One of the more recent examples is from The Washington Post, which shared five myths about organic food production, including whether it’s really better for humans or healthier for the environment.
“In some cases you can make that case, but it’s not an open and shut case for everything including dairy products,” Galen reported. “So I think that helps open some eyes.”
The Wall Street Journal recently reported on the “gluten free” fad and whether or not it makes a difference in people’s diets and health. Time magazine’s cover had a picture of butter on its most recent issue, challenging the conventional wisdom that saturated fat is really bad for you.
“The issue is where do people get information from?” Galen asked “Is it sourced credibly?
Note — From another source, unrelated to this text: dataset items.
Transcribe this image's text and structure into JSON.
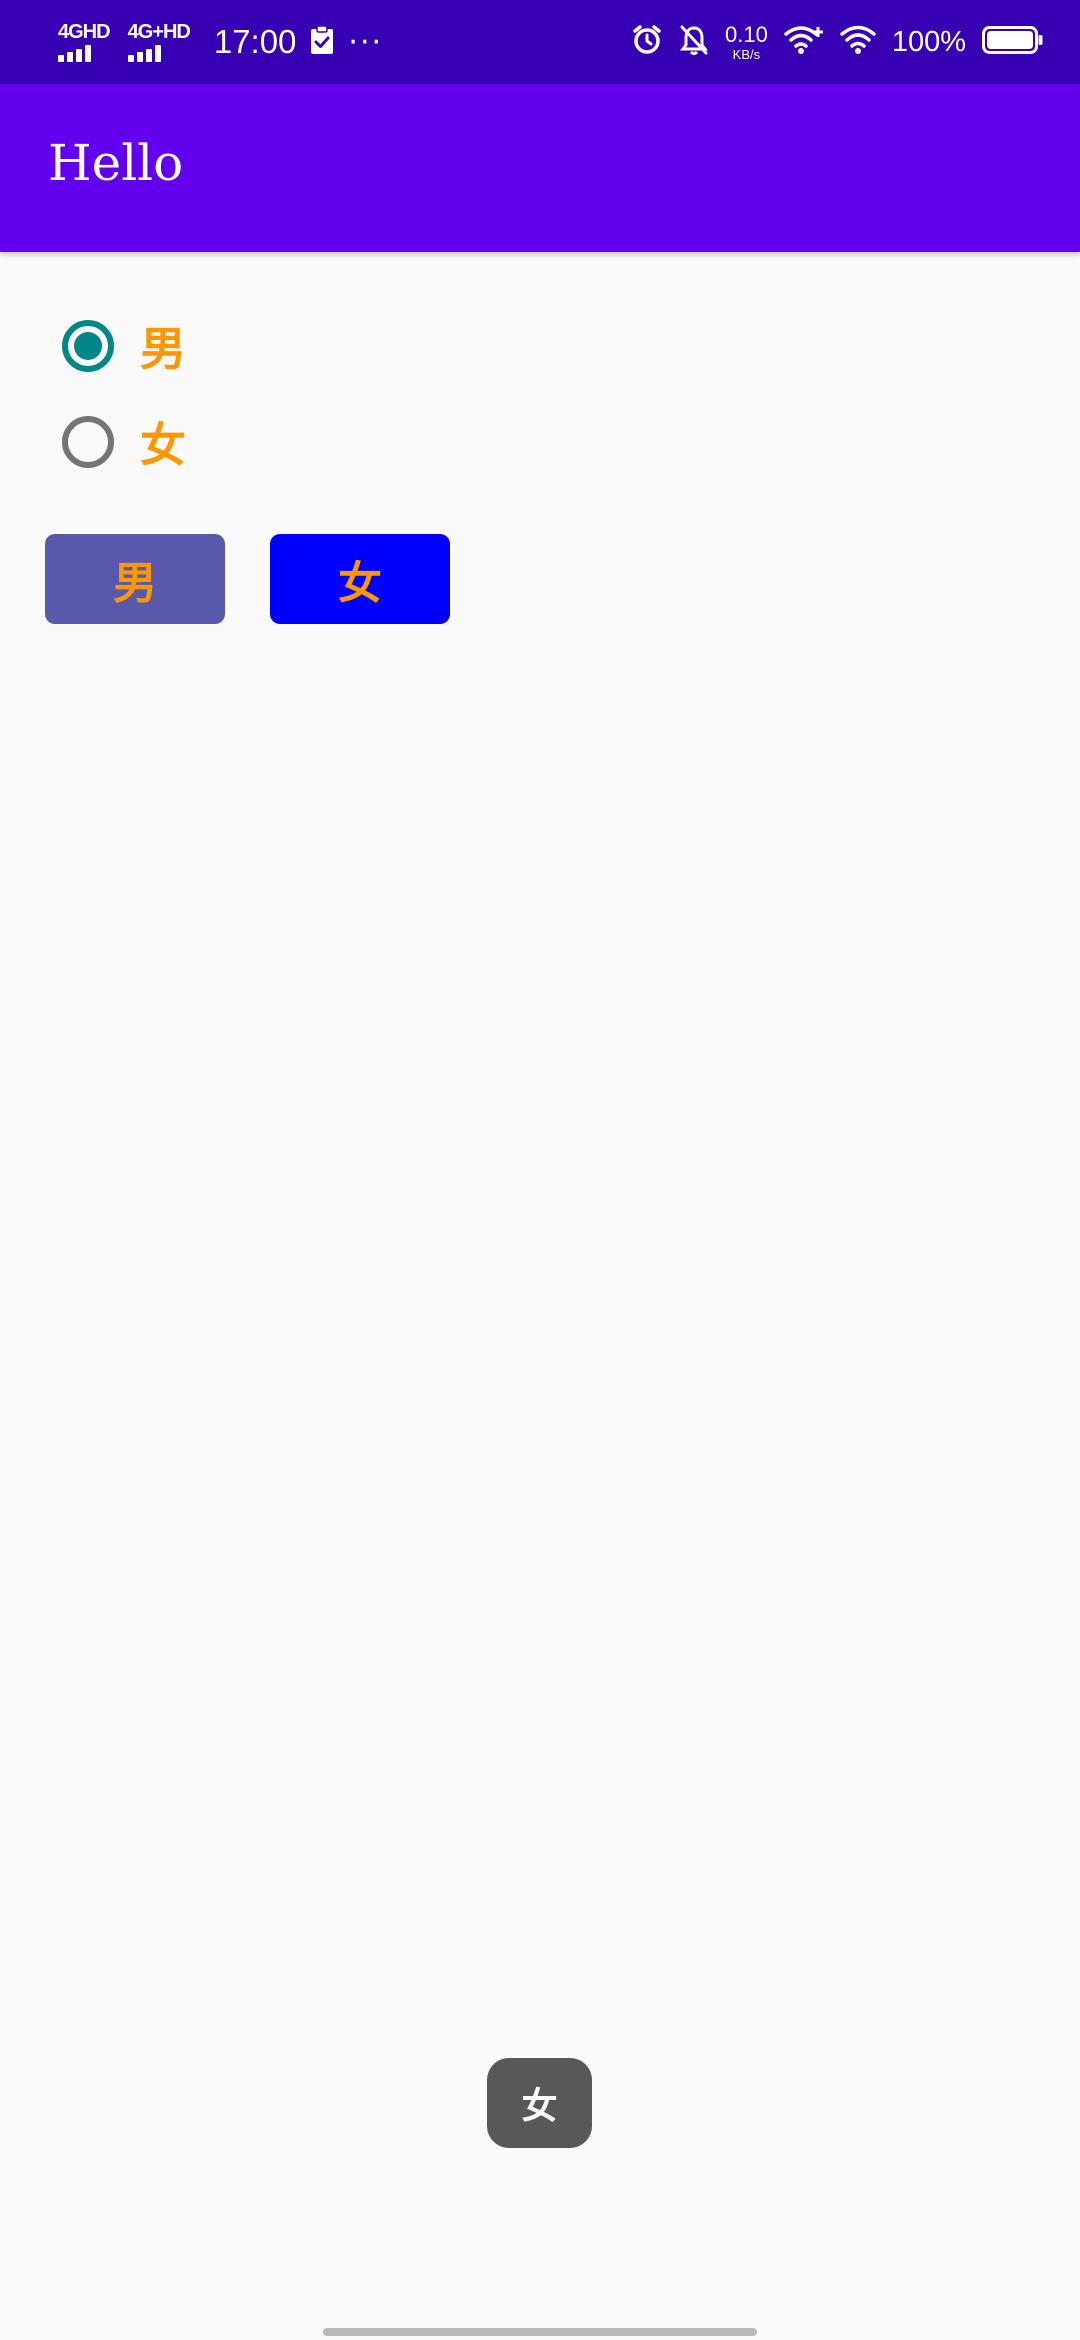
{
  "status_bar": {
    "net1": "4GHD",
    "net2": "4G+HD",
    "time": "17:00",
    "more": "···",
    "speed_value": "0.10",
    "speed_unit": "KB/s",
    "battery": "100%"
  },
  "app_bar": {
    "title": "Hello"
  },
  "radios": [
    {
      "label": "男",
      "checked": true
    },
    {
      "label": "女",
      "checked": false
    }
  ],
  "buttons": {
    "male_label": "男",
    "female_label": "女"
  },
  "toast": {
    "text": "女"
  },
  "colors": {
    "status_bar": "#3700b3",
    "app_bar": "#6200ee",
    "radio_checked": "#018786",
    "radio_unchecked": "#757575",
    "label_orange": "#ff9800",
    "male_button": "#5859ab",
    "female_button": "#0000fe",
    "toast": "#585858",
    "background": "#fafafa"
  }
}
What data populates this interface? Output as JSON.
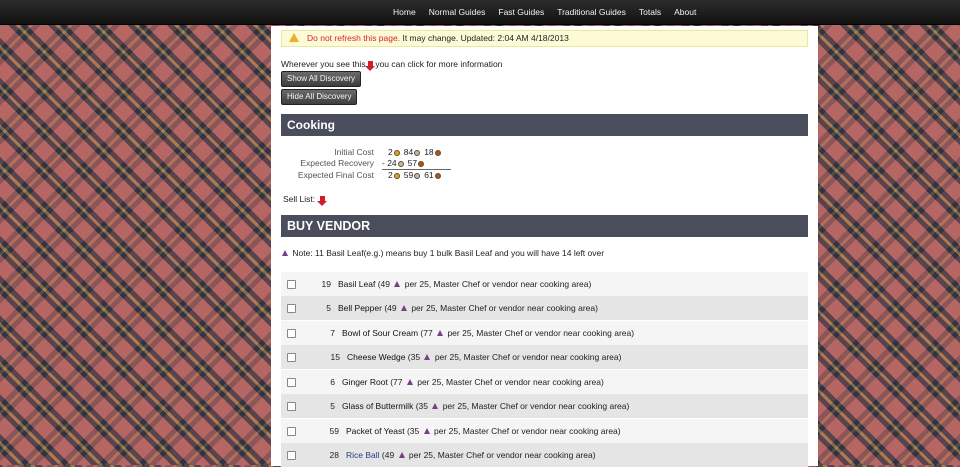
{
  "nav": [
    "Home",
    "Normal Guides",
    "Fast Guides",
    "Traditional Guides",
    "Totals",
    "About"
  ],
  "warning": {
    "red_text": "Do not refresh this page.",
    "text": " It may change. Updated: 2:04 AM 4/18/2013"
  },
  "discovery": {
    "prefix": "Wherever you see this",
    "suffix": "you can click for more information",
    "show_label": "Show All Discovery",
    "hide_label": "Hide All Discovery"
  },
  "cooking": {
    "title": "Cooking",
    "costs": [
      {
        "label": "Initial Cost",
        "sign": "",
        "gold": "2",
        "silver": "84",
        "copper": "18"
      },
      {
        "label": "Expected Recovery",
        "sign": "- ",
        "gold": "",
        "silver": "24",
        "copper": "57"
      },
      {
        "label": "Expected Final Cost",
        "sign": "",
        "gold": "2",
        "silver": "59",
        "copper": "61"
      }
    ],
    "sell_list_label": "Sell List:"
  },
  "vendor": {
    "title": "BUY VENDOR",
    "note": "Note: 11 Basil Leaf(e.g.) means buy 1 bulk Basil Leaf and you will have 14 left over",
    "items": [
      {
        "qty": "19",
        "name": "Basil Leaf",
        "pre": " (49 ",
        "post": " per 25, Master Chef or vendor near cooking area)",
        "link": false
      },
      {
        "qty": "5",
        "name": "Bell Pepper",
        "pre": " (49 ",
        "post": " per 25, Master Chef or vendor near cooking area)",
        "link": false
      },
      {
        "qty": "7",
        "name": "Bowl of Sour Cream",
        "pre": " (77 ",
        "post": " per 25, Master Chef or vendor near cooking area)",
        "link": false
      },
      {
        "qty": "15",
        "name": "Cheese Wedge",
        "pre": " (35 ",
        "post": " per 25, Master Chef or vendor near cooking area)",
        "link": false
      },
      {
        "qty": "6",
        "name": "Ginger Root",
        "pre": " (77 ",
        "post": " per 25, Master Chef or vendor near cooking area)",
        "link": false
      },
      {
        "qty": "5",
        "name": "Glass of Buttermilk",
        "pre": " (35 ",
        "post": " per 25, Master Chef or vendor near cooking area)",
        "link": false
      },
      {
        "qty": "59",
        "name": "Packet of Yeast",
        "pre": " (35 ",
        "post": " per 25, Master Chef or vendor near cooking area)",
        "link": false
      },
      {
        "qty": "28",
        "name": "Rice Ball",
        "pre": " (49 ",
        "post": " per 25, Master Chef or vendor near cooking area)",
        "link": true
      }
    ]
  },
  "colors": {
    "nav_bg": "#1c1c1c",
    "section_bar": "#4a4e5c",
    "warning_bg": "#fdfbd6",
    "warning_red": "#d9232a",
    "row_alt": "#e5e5e5",
    "arrow_red": "#d21f26",
    "note_purple": "#7d3b8c"
  }
}
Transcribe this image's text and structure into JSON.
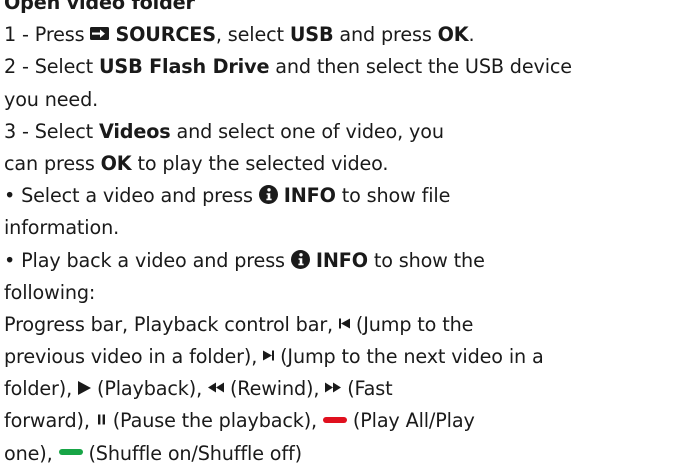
{
  "heading": "Open video folder",
  "step1": {
    "prefix": "1 - Press",
    "sources_label": "SOURCES",
    "mid": ", select",
    "usb_label": "USB",
    "and_press": "and press",
    "ok_label": "OK",
    "end": "."
  },
  "step2": {
    "prefix": "2 - Select",
    "flash_label": "USB Flash Drive",
    "rest": "and then select the USB device",
    "cont": "you need."
  },
  "step3": {
    "prefix": "3 - Select",
    "videos_label": "Videos",
    "rest": "and select one of video, you",
    "cont_prefix": "can press",
    "ok_label": "OK",
    "cont_rest": "to play the selected video."
  },
  "bullet1": {
    "prefix": "• Select a video and press",
    "info_label": "INFO",
    "rest": "to show file",
    "cont": "information."
  },
  "bullet2": {
    "prefix": "• Play back a video and press",
    "info_label": "INFO",
    "rest": "to show the",
    "cont": "following:"
  },
  "controls": {
    "bars_text": "Progress bar, Playback control bar,",
    "prev_text": "(Jump to the",
    "prev_text2": "previous video in a folder),",
    "next_text": "(Jump to the next video in a",
    "next_text2": "folder),",
    "play_text": "(Playback),",
    "rewind_text": "(Rewind),",
    "ff_text": "(Fast",
    "ff_text2": "forward),",
    "pause_text": "(Pause the playback),",
    "red_text": "(Play All/Play",
    "red_text2": "one),",
    "green_text": "(Shuffle on/Shuffle off)"
  },
  "icons": {
    "sources": "sources-icon",
    "info": "info-icon",
    "previous": "skip-previous-icon",
    "next": "skip-next-icon",
    "play": "play-icon",
    "rewind": "rewind-icon",
    "fast_forward": "fast-forward-icon",
    "pause": "pause-icon"
  },
  "colors": {
    "text": "#1a1a1a",
    "red_button": "#e0101e",
    "green_button": "#17a546"
  }
}
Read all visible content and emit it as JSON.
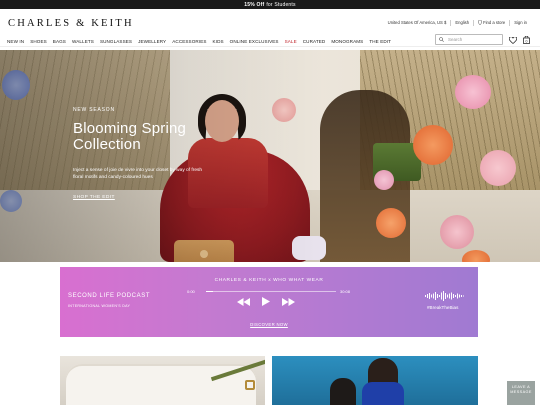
{
  "promo_bar": {
    "highlight": "15% Off",
    "text": "for Students"
  },
  "brand": {
    "logo": "CHARLES & KEITH"
  },
  "utility_nav": {
    "region": "United States Of America, US $",
    "language": "English",
    "store": "Find a store",
    "signin": "Sign in"
  },
  "main_nav": [
    {
      "label": "NEW IN",
      "sale": false
    },
    {
      "label": "SHOES",
      "sale": false
    },
    {
      "label": "BAGS",
      "sale": false
    },
    {
      "label": "WALLETS",
      "sale": false
    },
    {
      "label": "SUNGLASSES",
      "sale": false
    },
    {
      "label": "JEWELLERY",
      "sale": false
    },
    {
      "label": "ACCESSORIES",
      "sale": false
    },
    {
      "label": "KIDS",
      "sale": false
    },
    {
      "label": "ONLINE EXCLUSIVES",
      "sale": false
    },
    {
      "label": "SALE",
      "sale": true
    },
    {
      "label": "CURATED",
      "sale": false
    },
    {
      "label": "MONOGRAMS",
      "sale": false
    },
    {
      "label": "THE EDIT",
      "sale": false
    }
  ],
  "search": {
    "placeholder": "Search"
  },
  "icons": {
    "wishlist": "heart-icon",
    "cart": "bag-icon",
    "search": "search-icon"
  },
  "hero": {
    "eyebrow": "NEW SEASON",
    "title": "Blooming Spring Collection",
    "description": "Inject a sense of joie de vivre into your closet by way of fresh floral motifs and candy-coloured hues",
    "cta": "SHOP THE EDIT",
    "slides": 3,
    "active_slide": 1
  },
  "podcast_banner": {
    "heading": "CHARLES & KEITH x WHO WHAT WEAR",
    "title": "SECOND LIFE PODCAST",
    "subtitle": "INTERNATIONAL WOMEN'S DAY",
    "time_start": "0:00",
    "time_end": "30:08",
    "progress": 0.05,
    "cta": "DISCOVER NOW",
    "hashtag": "#BreakTheBias"
  },
  "leave_message": {
    "label": "LEAVE A MESSAGE"
  }
}
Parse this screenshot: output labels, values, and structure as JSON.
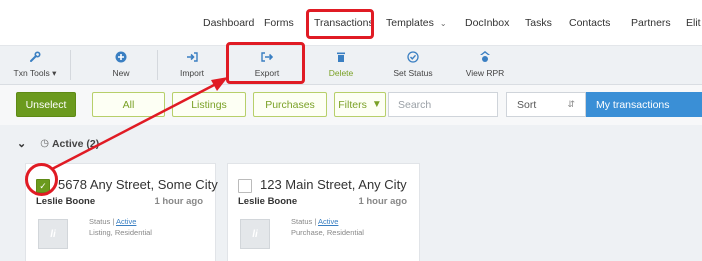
{
  "nav": {
    "items": [
      "Dashboard",
      "Forms",
      "Transactions",
      "Templates",
      "DocInbox",
      "Tasks",
      "Contacts",
      "Partners",
      "Elit"
    ]
  },
  "toolbar": {
    "txn_tools": "Txn Tools",
    "new": "New",
    "import": "Import",
    "export": "Export",
    "delete": "Delete",
    "set_status": "Set Status",
    "view_rpr": "View RPR"
  },
  "filters": {
    "unselect": "Unselect",
    "all": "All",
    "listings": "Listings",
    "purchases": "Purchases",
    "filters": "Filters",
    "search_placeholder": "Search",
    "sort": "Sort",
    "my_transactions": "My transactions"
  },
  "section": {
    "title": "Active (2)"
  },
  "cards": [
    {
      "address": "5678 Any Street, Some City",
      "agent": "Leslie Boone",
      "time": "1 hour ago",
      "status_label": "Status |",
      "status_value": "Active",
      "type": "Listing, Residential",
      "checked": true
    },
    {
      "address": "123 Main Street, Any City",
      "agent": "Leslie Boone",
      "time": "1 hour ago",
      "status_label": "Status |",
      "status_value": "Active",
      "type": "Purchase, Residential",
      "checked": false
    }
  ],
  "colors": {
    "highlight": "#e01b24",
    "accent_green": "#6b9a1e",
    "accent_blue": "#3a8fd6"
  }
}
Is it promoted by Dr. Oz?” The television personality was recently called on the carpet by the U.S. Senate for promoting things that have no evidence behind him.
Hopefully the pendulum is swinging more towards issues that can be supported by sound science rather than fads that are going to be here today and gone tomorrow. Galen says consumers should do their research and one of the policies NMPF stands by is sharing credible information.
“You’re only as good as the evidence you have and can point to – to support your case,” Galen said. “The good news about food production now is that there is more evidence of what people assume…isn’t necessarily always the case.”